I'm slightly more aware of cider production and i plan on giving it another go this weekend. I will be using campden this time but was unaware of how much i will need. I'm doing several 2 litre batches so i'm gathering i won't need much.

Any help would be greatly appreciated.
 
The nail polish remover smell is usually caused by acetaldehyde, the main product of oxidation of alcohol, so you may have allowed too much O2 into your cider. I usually use 1 tab per 5 litres.
 
The nail polish remover smell is usually caused by acetaldehyde, the main product of oxidation of alcohol, so you may have allowed too much O2 into your cider. I usually use 1 tab per 5 litres.

Thanks mate my fermenter was only half full so i'm sure that did contribute the end result.

On another note is it possible to achieve an 'off dry' or slightly sweet cider without adding anything. I've had a good browse here and their are many people adding all sorts of sugar products which honestly doesn't sound very good at all.

Although my first batch was faulty it fermented right out to 1000 gravity reading and was beyond dry. Rather than adding sugar that would probably ferment out anyway, if you stopped the ferment short at say 1006 gravity would you achieve this? And how would you do it?

I thought maybe chilling it down may achieve this, but i thought secondary fermentation may tamper with this. In my last batch i added a small quantity of unfermented juice (30ml per 750ml bottle) which gave it a light fizz.

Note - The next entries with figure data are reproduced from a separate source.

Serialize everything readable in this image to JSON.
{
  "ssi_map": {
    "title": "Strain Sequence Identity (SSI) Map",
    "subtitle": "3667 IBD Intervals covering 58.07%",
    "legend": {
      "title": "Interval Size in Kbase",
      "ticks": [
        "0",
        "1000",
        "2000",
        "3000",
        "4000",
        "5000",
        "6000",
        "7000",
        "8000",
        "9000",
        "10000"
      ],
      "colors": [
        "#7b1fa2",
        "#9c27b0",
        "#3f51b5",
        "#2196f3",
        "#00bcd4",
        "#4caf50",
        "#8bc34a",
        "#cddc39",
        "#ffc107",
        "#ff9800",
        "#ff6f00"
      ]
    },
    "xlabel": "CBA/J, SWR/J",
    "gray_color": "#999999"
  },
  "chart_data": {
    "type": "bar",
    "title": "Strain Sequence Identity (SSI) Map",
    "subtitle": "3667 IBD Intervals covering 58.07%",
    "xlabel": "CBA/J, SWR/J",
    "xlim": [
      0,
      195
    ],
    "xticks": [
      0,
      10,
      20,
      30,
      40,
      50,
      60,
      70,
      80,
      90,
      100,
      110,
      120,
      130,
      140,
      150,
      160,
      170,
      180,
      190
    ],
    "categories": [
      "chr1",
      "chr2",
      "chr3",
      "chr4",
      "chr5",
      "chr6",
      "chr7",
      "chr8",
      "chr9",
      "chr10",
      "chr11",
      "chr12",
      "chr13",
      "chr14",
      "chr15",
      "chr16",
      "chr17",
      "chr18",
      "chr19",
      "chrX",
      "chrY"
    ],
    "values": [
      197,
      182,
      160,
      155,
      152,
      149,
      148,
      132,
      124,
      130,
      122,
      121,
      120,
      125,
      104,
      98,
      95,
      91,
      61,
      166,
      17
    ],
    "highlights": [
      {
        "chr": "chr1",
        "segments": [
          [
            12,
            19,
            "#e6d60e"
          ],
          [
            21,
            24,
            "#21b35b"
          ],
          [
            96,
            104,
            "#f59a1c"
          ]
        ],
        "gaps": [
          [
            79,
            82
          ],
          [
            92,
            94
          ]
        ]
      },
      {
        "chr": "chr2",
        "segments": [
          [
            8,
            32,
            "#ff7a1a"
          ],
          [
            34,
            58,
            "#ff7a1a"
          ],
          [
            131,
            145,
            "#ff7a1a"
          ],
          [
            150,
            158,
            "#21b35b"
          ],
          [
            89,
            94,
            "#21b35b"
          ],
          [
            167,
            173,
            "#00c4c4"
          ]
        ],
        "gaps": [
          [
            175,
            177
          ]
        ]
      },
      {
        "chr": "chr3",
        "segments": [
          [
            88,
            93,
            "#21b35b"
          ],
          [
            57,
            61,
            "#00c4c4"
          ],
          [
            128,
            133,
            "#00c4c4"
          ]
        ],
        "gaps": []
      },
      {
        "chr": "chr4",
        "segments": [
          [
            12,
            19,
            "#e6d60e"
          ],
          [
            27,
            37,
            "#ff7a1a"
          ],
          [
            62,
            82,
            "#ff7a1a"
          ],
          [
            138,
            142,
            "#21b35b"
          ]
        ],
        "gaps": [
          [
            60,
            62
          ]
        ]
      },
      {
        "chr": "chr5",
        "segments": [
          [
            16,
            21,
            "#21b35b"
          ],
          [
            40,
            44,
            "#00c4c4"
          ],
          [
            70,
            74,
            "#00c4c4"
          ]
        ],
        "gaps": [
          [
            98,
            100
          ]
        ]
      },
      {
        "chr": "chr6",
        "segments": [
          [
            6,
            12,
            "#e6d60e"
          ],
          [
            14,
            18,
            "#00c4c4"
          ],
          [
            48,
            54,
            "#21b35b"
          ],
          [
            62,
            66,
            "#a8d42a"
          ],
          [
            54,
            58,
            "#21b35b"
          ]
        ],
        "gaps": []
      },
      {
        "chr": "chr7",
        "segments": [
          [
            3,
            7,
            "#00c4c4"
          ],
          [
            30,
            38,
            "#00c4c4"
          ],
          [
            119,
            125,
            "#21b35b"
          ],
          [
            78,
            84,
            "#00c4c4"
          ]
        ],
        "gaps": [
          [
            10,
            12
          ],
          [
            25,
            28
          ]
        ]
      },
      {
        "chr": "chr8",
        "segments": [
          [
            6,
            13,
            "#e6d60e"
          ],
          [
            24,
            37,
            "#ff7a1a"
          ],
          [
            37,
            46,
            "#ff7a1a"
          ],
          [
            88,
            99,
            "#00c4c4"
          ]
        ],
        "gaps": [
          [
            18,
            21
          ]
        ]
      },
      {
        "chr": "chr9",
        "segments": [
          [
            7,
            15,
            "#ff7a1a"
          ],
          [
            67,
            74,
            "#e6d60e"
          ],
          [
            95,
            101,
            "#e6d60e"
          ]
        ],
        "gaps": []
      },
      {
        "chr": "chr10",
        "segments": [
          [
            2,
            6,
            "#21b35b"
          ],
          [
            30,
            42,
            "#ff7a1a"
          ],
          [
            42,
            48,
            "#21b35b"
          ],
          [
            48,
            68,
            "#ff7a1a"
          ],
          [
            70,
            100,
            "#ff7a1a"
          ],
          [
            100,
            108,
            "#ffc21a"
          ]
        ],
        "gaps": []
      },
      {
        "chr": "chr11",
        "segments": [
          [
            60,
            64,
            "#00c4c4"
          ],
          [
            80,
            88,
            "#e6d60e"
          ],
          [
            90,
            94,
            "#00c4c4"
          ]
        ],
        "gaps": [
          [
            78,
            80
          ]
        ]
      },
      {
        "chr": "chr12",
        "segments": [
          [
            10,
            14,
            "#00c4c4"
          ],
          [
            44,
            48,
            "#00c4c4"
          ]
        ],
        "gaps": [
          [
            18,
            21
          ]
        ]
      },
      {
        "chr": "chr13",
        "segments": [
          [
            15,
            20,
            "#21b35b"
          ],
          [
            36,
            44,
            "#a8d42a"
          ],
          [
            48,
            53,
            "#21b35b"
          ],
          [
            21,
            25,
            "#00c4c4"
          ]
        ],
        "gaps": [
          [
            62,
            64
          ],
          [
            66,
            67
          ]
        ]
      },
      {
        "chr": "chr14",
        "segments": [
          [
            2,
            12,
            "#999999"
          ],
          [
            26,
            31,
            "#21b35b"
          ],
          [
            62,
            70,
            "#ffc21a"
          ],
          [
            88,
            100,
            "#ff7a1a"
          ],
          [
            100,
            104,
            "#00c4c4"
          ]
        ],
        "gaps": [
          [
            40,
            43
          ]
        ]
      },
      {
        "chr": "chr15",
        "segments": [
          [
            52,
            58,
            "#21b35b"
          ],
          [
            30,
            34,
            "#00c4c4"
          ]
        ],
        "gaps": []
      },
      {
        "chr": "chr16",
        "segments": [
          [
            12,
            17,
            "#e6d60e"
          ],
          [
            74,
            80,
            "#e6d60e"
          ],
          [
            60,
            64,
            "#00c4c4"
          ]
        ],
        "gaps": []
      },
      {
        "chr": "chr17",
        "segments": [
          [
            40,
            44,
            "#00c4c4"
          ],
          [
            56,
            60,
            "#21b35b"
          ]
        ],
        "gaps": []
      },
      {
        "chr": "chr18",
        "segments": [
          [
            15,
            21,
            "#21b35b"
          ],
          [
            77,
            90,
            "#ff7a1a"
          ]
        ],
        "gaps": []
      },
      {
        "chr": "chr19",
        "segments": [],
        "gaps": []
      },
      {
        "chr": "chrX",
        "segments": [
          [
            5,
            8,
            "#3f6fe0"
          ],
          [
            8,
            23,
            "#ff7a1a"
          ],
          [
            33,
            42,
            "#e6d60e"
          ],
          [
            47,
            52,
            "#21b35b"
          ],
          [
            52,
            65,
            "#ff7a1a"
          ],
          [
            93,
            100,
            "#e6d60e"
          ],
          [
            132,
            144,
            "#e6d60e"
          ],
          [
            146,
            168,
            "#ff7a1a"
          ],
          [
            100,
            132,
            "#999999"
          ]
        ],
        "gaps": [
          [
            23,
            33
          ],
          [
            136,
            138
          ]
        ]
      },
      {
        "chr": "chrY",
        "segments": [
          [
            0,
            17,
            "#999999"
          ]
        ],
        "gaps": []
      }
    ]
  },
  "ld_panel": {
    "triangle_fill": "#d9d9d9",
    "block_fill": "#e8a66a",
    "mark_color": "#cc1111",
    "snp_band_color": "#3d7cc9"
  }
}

If i managed to stop the ferment short at 1006 gravity, would secondary fermentation eat up the extra sugar and make it bone dry again?

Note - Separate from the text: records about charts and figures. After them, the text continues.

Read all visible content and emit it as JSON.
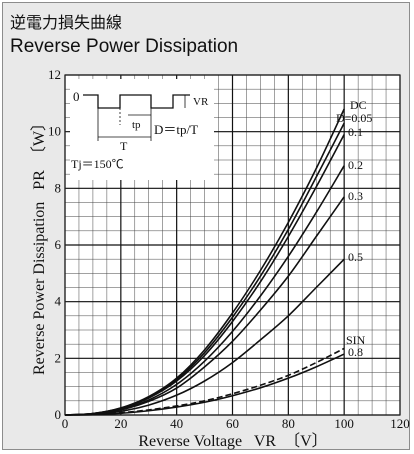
{
  "title_jp": "逆電力損失曲線",
  "title_en": "Reverse Power Dissipation",
  "chart_data": {
    "type": "line",
    "xlabel": "Reverse Voltage",
    "xlabel_symbol": "VR",
    "xlabel_unit": "〔V〕",
    "ylabel": "Reverse Power Dissipation",
    "ylabel_symbol": "PR",
    "ylabel_unit": "〔W〕",
    "xlim": [
      0,
      120
    ],
    "ylim": [
      0,
      12
    ],
    "x_ticks": [
      0,
      20,
      40,
      60,
      80,
      100,
      120
    ],
    "y_ticks": [
      0,
      2,
      4,
      6,
      8,
      10,
      12
    ],
    "grid": true,
    "series": [
      {
        "name": "DC",
        "label": "DC",
        "dashed": false,
        "points": [
          [
            0,
            0
          ],
          [
            10,
            0.05
          ],
          [
            20,
            0.25
          ],
          [
            30,
            0.65
          ],
          [
            40,
            1.3
          ],
          [
            50,
            2.3
          ],
          [
            60,
            3.6
          ],
          [
            70,
            5.1
          ],
          [
            80,
            6.8
          ],
          [
            90,
            8.7
          ],
          [
            100,
            10.8
          ]
        ]
      },
      {
        "name": "D=0.05",
        "label": "D=0.05",
        "dashed": false,
        "points": [
          [
            0,
            0
          ],
          [
            10,
            0.05
          ],
          [
            20,
            0.24
          ],
          [
            30,
            0.62
          ],
          [
            40,
            1.25
          ],
          [
            50,
            2.2
          ],
          [
            60,
            3.45
          ],
          [
            70,
            4.9
          ],
          [
            80,
            6.55
          ],
          [
            90,
            8.4
          ],
          [
            100,
            10.3
          ]
        ]
      },
      {
        "name": "0.1",
        "label": "0.1",
        "dashed": false,
        "points": [
          [
            0,
            0
          ],
          [
            10,
            0.05
          ],
          [
            20,
            0.23
          ],
          [
            30,
            0.6
          ],
          [
            40,
            1.2
          ],
          [
            50,
            2.1
          ],
          [
            60,
            3.3
          ],
          [
            70,
            4.7
          ],
          [
            80,
            6.3
          ],
          [
            90,
            8.05
          ],
          [
            100,
            9.9
          ]
        ]
      },
      {
        "name": "0.2",
        "label": "0.2",
        "dashed": false,
        "points": [
          [
            0,
            0
          ],
          [
            10,
            0.04
          ],
          [
            20,
            0.2
          ],
          [
            30,
            0.53
          ],
          [
            40,
            1.08
          ],
          [
            50,
            1.9
          ],
          [
            60,
            2.95
          ],
          [
            70,
            4.2
          ],
          [
            80,
            5.6
          ],
          [
            90,
            7.15
          ],
          [
            100,
            8.8
          ]
        ]
      },
      {
        "name": "0.3",
        "label": "0.3",
        "dashed": false,
        "points": [
          [
            0,
            0
          ],
          [
            10,
            0.04
          ],
          [
            20,
            0.18
          ],
          [
            30,
            0.48
          ],
          [
            40,
            0.95
          ],
          [
            50,
            1.7
          ],
          [
            60,
            2.6
          ],
          [
            70,
            3.7
          ],
          [
            80,
            4.9
          ],
          [
            90,
            6.3
          ],
          [
            100,
            7.7
          ]
        ]
      },
      {
        "name": "0.5",
        "label": "0.5",
        "dashed": false,
        "points": [
          [
            0,
            0
          ],
          [
            10,
            0.03
          ],
          [
            20,
            0.13
          ],
          [
            30,
            0.35
          ],
          [
            40,
            0.7
          ],
          [
            50,
            1.2
          ],
          [
            60,
            1.85
          ],
          [
            70,
            2.65
          ],
          [
            80,
            3.5
          ],
          [
            90,
            4.5
          ],
          [
            100,
            5.5
          ]
        ]
      },
      {
        "name": "SIN",
        "label": "SIN",
        "dashed": true,
        "points": [
          [
            0,
            0
          ],
          [
            10,
            0.02
          ],
          [
            20,
            0.08
          ],
          [
            30,
            0.18
          ],
          [
            40,
            0.32
          ],
          [
            50,
            0.5
          ],
          [
            60,
            0.75
          ],
          [
            70,
            1.05
          ],
          [
            80,
            1.4
          ],
          [
            90,
            1.85
          ],
          [
            100,
            2.35
          ]
        ]
      },
      {
        "name": "0.8",
        "label": "0.8",
        "dashed": false,
        "points": [
          [
            0,
            0
          ],
          [
            10,
            0.01
          ],
          [
            20,
            0.06
          ],
          [
            30,
            0.15
          ],
          [
            40,
            0.28
          ],
          [
            50,
            0.45
          ],
          [
            60,
            0.68
          ],
          [
            70,
            0.96
          ],
          [
            80,
            1.3
          ],
          [
            90,
            1.7
          ],
          [
            100,
            2.15
          ]
        ]
      }
    ],
    "inset": {
      "zero": "0",
      "vr": "VR",
      "tp": "tp",
      "t": "T",
      "formula": "D＝tp/T",
      "tj": "Tj＝150℃"
    }
  }
}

Any help would be greatly appreciated.
 
Another method mentioned recently is to backsweeten, bottle into stubbies then when the required amount of carbonation has developed, pasteurize in the dishwasher for 10 or 20 min to kill the yeast. I haven't used it but it sounds pretty simple for small amounts. may cook the flavour a little.
 
No - if the press used good sanitation practices and juice was fresh you dont need campden

QFT. As long as the yeast can take off and produce before the bacteria you will be just fine.

If the bacteria wins, you'll know it. It won't kill you, but you'll wish you were dead if you taste it. :)

Dasher, campden tabs will have instructions right on the label. I use 2 tabs for a 5 gallon batch 1-2 days before pitching.